I just setup this server with my no-ip account so the forum can be accessed via domain

http://reaperdayz.hopto.org/


----------



## Tatty_One (Jan 29, 2014)

Stickied Brandon's "How to" guide, great work thanks.


----------



## silentbogo (Jan 30, 2014)

Sneef said:


> haha 30mbps?  Wow your lucky!!! at work were with BT and at the best of times we get 15 down, 0.1 up... talk about remote locations!


Good to have a neighbor who runs an ISP company


----------



## brandonwh64 (Jan 30, 2014)

silentbogo said:


> Good to have a neighbor who runs an ISP company



LOL yea I work for a ISP and I have my test forums ran off a OC3


----------



## FordGT90Concept (Jan 30, 2014)

Sneef said:


> Hey man im having some issues now  when im trying to install it, it keeps saying that it cannot connect to the database which im presuming is navicat. is it possible that i can use phpMyAdmin for the database?

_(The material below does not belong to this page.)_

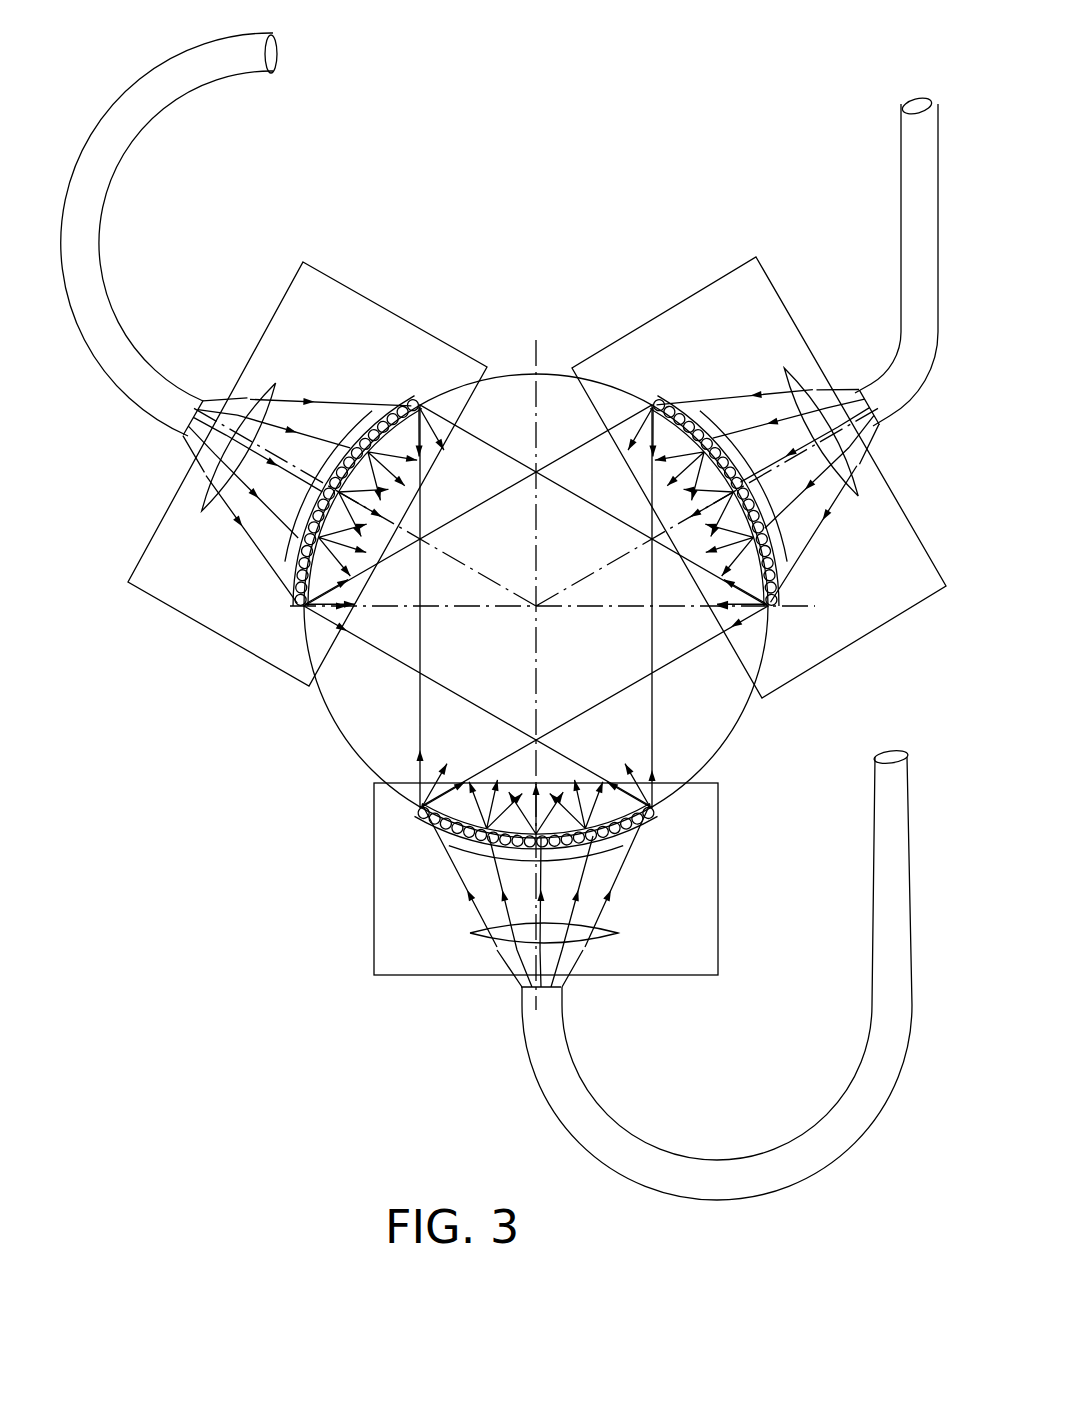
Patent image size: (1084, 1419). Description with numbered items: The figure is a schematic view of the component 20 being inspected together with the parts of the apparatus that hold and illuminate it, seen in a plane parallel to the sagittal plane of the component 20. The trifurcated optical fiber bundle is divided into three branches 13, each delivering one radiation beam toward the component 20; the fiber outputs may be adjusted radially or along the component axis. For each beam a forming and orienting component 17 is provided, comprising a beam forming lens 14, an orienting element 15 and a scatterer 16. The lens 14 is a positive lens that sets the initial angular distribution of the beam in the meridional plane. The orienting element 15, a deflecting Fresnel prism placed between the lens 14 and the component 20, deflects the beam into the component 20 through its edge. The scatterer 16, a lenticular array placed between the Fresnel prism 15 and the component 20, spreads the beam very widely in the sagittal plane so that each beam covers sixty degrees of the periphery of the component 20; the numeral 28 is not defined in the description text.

Your database would be MySQL if I'm not mistaken.  Yeah, phpMyAdmin is a MySQL web admin so that would work perfectly if you need to examine the database(s).


----------



## silentbogo (Jan 30, 2014)

Another cool forum engine is SimpleMachines 2. It is written in PHP too, but in my opinion looks and feels a lot more modern than PHPBB.
I just don't know if it is as reliable.


----------



## remixedcat (Feb 8, 2014)

Sneef said:


> Yeah i knew a VPS Would be overkill, but the only reason i suggested it is because they have future plans for things that would require a VPS
> 
> But thanks man, ill propose the idea of 000webhost tomorrow, it seems like a viable option, the only part being that its public, and ideally they wanted it private.
> 
> -Sneef




000webhost will NOT run VB or IPB. I tried that. mem limits and such are set to low and you can't override them. 

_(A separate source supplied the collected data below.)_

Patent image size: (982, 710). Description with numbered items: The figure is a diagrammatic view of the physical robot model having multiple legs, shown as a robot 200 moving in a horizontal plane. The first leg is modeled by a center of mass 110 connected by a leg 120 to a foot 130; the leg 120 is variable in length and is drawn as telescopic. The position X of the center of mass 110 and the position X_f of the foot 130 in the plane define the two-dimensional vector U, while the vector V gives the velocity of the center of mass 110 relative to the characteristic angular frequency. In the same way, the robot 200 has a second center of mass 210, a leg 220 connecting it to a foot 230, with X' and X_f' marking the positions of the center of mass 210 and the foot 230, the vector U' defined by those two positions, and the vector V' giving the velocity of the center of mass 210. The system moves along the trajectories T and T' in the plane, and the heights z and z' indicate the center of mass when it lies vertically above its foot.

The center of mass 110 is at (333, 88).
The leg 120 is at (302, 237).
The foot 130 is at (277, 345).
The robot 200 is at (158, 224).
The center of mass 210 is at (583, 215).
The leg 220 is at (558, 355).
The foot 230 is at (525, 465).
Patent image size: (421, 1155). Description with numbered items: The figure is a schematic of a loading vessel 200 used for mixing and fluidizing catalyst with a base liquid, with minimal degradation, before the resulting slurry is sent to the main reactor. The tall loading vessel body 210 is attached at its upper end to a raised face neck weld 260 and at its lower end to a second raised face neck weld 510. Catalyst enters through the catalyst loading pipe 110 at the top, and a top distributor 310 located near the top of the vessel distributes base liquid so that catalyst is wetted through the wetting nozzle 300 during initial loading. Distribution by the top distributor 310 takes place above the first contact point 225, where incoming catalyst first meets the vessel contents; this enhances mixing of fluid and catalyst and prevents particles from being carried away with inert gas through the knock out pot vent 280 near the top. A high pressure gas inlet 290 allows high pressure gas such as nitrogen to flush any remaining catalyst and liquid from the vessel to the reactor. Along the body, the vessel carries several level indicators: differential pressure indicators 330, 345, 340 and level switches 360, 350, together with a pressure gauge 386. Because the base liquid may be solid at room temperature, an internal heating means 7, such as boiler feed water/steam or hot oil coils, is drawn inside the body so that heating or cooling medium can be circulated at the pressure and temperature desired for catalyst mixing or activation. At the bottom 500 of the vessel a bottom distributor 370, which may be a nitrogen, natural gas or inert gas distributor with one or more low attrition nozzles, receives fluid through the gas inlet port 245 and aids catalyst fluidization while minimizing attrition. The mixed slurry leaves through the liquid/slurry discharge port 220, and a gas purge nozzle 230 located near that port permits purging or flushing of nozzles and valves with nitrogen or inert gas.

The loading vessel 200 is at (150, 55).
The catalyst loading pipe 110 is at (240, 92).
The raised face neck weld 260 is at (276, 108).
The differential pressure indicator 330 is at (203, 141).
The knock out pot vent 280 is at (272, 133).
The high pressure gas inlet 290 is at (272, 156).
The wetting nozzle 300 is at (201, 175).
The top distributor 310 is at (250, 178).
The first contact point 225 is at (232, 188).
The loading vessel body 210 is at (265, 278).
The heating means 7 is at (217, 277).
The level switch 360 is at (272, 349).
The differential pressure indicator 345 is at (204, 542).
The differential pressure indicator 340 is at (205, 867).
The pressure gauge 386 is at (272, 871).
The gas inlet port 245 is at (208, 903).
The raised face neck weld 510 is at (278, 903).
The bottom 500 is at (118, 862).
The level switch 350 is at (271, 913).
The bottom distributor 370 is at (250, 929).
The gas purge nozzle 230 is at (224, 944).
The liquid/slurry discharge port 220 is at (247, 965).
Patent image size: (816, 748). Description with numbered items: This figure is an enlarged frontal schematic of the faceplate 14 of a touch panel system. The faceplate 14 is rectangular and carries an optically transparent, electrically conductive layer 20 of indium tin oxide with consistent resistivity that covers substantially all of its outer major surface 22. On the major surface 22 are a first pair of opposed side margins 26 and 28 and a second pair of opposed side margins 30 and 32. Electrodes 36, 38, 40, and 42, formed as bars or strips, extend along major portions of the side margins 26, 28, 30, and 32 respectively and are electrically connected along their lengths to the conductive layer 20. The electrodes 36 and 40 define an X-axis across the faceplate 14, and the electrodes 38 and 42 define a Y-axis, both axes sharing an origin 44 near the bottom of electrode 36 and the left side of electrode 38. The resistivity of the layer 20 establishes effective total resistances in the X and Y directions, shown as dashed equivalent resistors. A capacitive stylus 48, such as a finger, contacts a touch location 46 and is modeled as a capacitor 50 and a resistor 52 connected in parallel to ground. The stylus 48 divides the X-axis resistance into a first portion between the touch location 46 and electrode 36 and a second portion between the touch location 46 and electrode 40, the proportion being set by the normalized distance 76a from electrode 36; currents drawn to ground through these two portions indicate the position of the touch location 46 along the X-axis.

IPB requires 128MB RAM minimum in the server to run at all times. I do not recommend running forum software on your main windows install. Security and memory management and CPU scheduling issues. 

I've seen IPB MAX OUT servers with 64GB RAM when I worked there in support. 

I recommend a VPS and to use really good CPU scheduling in IPB and let me know how your needs are and I can provide assistance with setting it up and optimizing the CPU scheduler as well.

I would also be happy to provide hosting, as i got a dedicated server of my own and I can give you space on it as well. I got 4TB BW and 4GB RAM on it as well.


----------